Continuous-Time Markov Decision Processes with Controlled Observations

TL;DR

This paper develops a theoretical framework for optimizing observation timing and control actions in continuous-time Markov decision processes with discrete observation instances, applicable to queueing and inventory systems.

Contribution

It introduces a joint optimization approach for observation epochs and control actions in continuous-time MDPs with controlled observations, including explicit solutions and numerical methods.

Findings

Optimal observation is independent of state in gated queueing systems.

More frequent observations are optimal in certain state regions.

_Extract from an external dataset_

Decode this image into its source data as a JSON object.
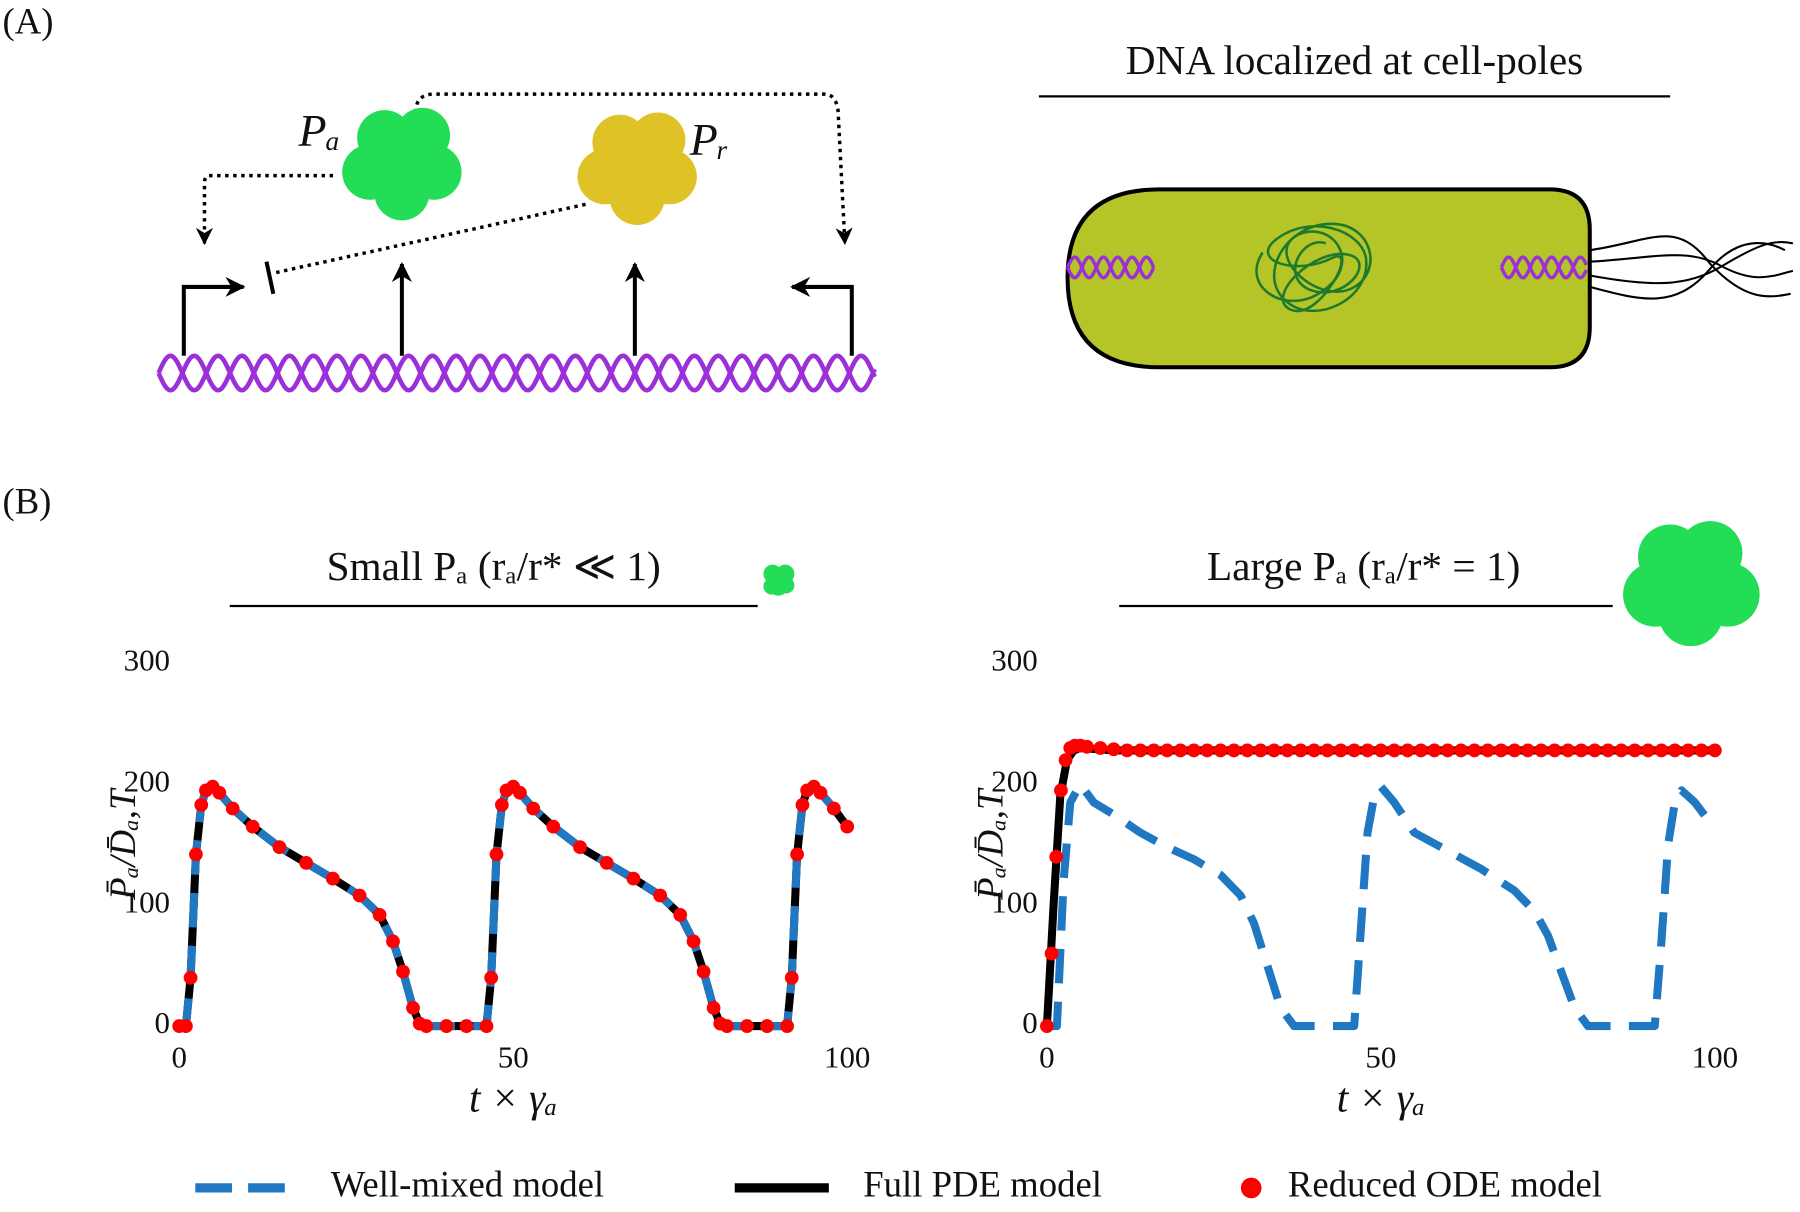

Numerical solutions demonstrate the effectiveness of the proposed framework.

Abstract

In this paper, we study a continuous-time discounted jump Markov decision process with both controlled actions and observations. The observation is only available for a discrete set of time instances. At each time of observation, one has to select an optimal timing for the next observation and a control trajectory for the time interval between two observation points. We provide a theoretical framework that the decision maker can utilize to find the optimal observation epochs and the optimal actions jointly. Two cases are investigated. One is gated queueing systems in which we explicitly characterize the optimal action and the optimal observation where the optimal observation is shown to be independent of the state. Another is the inventory control problem with Poisson arrival process in which we obtain numerically the optimal action and observation. The results show that it is optimal to observe more frequently at a region of states where the optimal action adapts constantly.